Resting-state functional MRI derivatives: A dataset derived from the The Comprehensive Assessment of Neurodegeneration and Dementia Study
Abstract
Resting-state functional connectivity (RSFC) holds promise for the detection and characterisation of dementia. The Comprehensive Assessment of Neurodegeneration and Dementia (COMPASS-ND) Study, by the Canadian Consortium on Neurodegeneration in Aging (CCNA), provides a unique resource to study deeply phenotyped neurodegenerative conditions. We present RSFC derivatives for 784 participants (data release 7 of the cohort) who were either cognitively unimpaired or diagnosed primarily with Alzheimer's disease (AD), mixed dementia (AD with a vascular component), mild cognitive impairment (MCI), vascular MCI, frontotemporal dementia, Parkinson's disease with or without MCI or dementia, Lewy body disease or subjective cognitive impairment.
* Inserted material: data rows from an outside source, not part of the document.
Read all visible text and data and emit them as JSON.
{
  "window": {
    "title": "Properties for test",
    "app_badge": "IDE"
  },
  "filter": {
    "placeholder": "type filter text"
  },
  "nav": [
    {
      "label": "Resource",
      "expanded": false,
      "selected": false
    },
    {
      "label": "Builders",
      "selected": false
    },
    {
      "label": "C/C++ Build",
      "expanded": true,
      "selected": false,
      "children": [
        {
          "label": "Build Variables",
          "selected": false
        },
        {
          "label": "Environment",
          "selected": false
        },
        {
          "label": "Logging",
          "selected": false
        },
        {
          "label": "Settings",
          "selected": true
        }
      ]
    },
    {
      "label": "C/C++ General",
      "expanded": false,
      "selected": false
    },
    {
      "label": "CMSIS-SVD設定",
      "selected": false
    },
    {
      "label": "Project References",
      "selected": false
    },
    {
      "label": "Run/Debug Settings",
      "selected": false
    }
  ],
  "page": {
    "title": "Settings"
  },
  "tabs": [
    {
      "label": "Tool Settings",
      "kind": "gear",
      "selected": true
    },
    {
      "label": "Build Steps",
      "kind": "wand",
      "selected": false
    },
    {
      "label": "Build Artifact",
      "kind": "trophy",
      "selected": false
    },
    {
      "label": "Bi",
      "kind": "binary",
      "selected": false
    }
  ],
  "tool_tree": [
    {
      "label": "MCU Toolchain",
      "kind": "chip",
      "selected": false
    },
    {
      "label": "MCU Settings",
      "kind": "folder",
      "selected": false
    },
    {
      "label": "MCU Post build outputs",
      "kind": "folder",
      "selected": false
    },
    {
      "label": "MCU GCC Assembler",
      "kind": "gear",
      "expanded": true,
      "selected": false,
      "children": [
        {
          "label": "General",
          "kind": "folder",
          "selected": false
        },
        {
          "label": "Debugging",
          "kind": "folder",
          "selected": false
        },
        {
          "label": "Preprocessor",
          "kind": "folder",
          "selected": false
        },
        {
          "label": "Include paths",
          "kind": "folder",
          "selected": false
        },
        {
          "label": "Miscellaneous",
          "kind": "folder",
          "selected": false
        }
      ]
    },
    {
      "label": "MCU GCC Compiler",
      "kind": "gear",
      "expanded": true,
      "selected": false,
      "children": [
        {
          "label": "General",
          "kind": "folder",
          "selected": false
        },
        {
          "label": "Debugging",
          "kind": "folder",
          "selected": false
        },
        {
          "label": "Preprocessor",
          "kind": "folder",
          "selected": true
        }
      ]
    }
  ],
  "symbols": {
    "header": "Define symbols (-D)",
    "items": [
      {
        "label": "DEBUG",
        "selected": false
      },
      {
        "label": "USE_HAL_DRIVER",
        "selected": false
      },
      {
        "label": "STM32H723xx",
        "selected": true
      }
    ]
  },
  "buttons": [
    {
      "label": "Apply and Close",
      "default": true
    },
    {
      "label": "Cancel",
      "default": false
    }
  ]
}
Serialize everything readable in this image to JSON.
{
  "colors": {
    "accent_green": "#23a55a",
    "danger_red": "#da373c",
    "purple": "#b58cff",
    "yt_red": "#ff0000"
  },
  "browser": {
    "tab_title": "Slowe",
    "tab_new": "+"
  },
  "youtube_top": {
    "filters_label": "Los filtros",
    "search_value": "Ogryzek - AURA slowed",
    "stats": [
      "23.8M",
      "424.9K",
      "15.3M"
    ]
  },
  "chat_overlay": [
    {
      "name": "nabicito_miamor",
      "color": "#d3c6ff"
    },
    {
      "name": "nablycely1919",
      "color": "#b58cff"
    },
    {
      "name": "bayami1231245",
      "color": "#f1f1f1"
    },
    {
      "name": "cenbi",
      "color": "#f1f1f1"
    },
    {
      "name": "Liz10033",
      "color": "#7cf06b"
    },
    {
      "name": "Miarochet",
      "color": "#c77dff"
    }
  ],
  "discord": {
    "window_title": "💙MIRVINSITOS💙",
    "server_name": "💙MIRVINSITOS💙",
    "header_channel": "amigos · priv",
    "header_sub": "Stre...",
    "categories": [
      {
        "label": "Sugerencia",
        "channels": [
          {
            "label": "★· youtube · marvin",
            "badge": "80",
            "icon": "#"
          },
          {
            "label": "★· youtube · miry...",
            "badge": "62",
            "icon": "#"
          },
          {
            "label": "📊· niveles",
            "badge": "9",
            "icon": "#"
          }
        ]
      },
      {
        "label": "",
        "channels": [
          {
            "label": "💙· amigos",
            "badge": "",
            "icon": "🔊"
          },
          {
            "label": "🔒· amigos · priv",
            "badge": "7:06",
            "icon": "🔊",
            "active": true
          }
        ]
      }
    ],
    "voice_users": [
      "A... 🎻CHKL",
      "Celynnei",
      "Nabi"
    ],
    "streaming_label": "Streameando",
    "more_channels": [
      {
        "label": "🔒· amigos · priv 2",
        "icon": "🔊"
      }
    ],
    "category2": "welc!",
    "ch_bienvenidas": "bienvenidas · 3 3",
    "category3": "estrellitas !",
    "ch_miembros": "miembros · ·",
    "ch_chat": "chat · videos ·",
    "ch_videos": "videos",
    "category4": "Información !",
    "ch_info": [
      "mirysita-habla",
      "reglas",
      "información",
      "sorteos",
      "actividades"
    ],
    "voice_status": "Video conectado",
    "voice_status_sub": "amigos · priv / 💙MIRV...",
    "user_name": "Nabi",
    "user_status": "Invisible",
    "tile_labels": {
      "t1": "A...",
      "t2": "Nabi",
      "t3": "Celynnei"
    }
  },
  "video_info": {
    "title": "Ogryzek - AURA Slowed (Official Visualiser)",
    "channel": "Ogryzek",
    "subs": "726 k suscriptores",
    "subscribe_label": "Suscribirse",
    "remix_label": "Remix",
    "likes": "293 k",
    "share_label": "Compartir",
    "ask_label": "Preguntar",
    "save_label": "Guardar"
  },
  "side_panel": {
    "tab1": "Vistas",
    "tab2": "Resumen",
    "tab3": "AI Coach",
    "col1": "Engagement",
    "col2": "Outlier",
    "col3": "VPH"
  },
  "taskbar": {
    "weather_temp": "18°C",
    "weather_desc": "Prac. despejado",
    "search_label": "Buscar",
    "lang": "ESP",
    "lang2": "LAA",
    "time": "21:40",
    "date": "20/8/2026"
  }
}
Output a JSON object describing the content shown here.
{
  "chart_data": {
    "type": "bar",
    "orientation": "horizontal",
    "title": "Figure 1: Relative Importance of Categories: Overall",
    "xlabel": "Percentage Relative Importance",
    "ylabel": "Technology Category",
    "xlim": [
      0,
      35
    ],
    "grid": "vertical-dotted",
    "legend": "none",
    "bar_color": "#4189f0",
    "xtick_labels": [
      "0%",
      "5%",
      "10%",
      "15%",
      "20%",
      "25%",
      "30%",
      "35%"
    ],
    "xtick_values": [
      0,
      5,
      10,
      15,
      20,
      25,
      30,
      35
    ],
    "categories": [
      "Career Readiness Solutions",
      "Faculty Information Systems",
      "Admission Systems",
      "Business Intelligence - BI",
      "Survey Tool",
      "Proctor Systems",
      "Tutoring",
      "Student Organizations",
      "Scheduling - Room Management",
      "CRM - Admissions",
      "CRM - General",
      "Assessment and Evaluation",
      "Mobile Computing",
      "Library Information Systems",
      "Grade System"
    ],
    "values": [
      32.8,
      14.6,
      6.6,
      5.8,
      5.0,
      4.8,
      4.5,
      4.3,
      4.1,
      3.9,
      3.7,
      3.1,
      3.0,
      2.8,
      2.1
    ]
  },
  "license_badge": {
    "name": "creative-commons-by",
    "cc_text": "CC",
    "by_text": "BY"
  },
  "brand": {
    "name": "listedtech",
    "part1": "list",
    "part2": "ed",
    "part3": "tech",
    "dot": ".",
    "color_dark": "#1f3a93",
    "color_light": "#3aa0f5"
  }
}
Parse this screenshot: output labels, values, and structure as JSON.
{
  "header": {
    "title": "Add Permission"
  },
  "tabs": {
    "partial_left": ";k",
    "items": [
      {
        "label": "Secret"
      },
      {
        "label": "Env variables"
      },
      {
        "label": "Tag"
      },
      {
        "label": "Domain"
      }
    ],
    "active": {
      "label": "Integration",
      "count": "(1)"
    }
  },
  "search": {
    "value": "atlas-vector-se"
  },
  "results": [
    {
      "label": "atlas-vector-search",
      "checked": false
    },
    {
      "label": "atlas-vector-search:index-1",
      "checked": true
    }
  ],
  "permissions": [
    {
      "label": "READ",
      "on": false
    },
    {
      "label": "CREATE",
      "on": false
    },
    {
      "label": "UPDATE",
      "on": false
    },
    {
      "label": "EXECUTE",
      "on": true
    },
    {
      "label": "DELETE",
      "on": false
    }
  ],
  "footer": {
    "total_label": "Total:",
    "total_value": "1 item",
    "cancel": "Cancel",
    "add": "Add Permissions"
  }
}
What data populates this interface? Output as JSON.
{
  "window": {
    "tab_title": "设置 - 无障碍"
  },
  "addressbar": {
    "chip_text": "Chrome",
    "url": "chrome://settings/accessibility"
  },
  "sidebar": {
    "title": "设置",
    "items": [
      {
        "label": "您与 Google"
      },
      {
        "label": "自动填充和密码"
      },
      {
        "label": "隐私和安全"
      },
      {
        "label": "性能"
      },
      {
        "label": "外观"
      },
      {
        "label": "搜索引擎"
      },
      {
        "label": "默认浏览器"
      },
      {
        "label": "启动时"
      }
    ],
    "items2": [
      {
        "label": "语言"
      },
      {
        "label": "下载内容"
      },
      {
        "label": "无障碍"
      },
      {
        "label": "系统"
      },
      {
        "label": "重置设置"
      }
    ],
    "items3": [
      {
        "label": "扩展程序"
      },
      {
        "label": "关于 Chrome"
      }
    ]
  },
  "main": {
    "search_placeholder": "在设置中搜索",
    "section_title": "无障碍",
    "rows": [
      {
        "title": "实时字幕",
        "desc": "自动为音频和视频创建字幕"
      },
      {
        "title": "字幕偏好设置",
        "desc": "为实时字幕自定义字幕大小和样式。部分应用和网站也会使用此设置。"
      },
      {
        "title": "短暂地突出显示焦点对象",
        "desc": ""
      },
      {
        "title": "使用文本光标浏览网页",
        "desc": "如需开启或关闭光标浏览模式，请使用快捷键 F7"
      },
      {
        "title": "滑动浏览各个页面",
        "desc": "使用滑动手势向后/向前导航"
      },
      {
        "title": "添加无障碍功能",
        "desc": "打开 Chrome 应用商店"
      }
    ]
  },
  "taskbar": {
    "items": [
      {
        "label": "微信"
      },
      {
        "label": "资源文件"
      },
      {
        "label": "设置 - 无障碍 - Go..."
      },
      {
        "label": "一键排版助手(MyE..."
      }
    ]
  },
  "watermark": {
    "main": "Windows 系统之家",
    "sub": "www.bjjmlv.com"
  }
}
Functional MRI scans were preprocessed using fMRIPrep, and time-series and whole-brain connectomes generated using three atlases at multiple resolutions, denoised using seven different techniques. High-motion artifacts were managed using a liberal quality control threshold appropriate for an older clinical population, resulting in data from 680 participants. These derivatives are made available to the research community to accelerate research on RSFC biomarkers of neurodegenerative disease, reducing duplication of effort, saving computational resources, and improving standardisation across studies.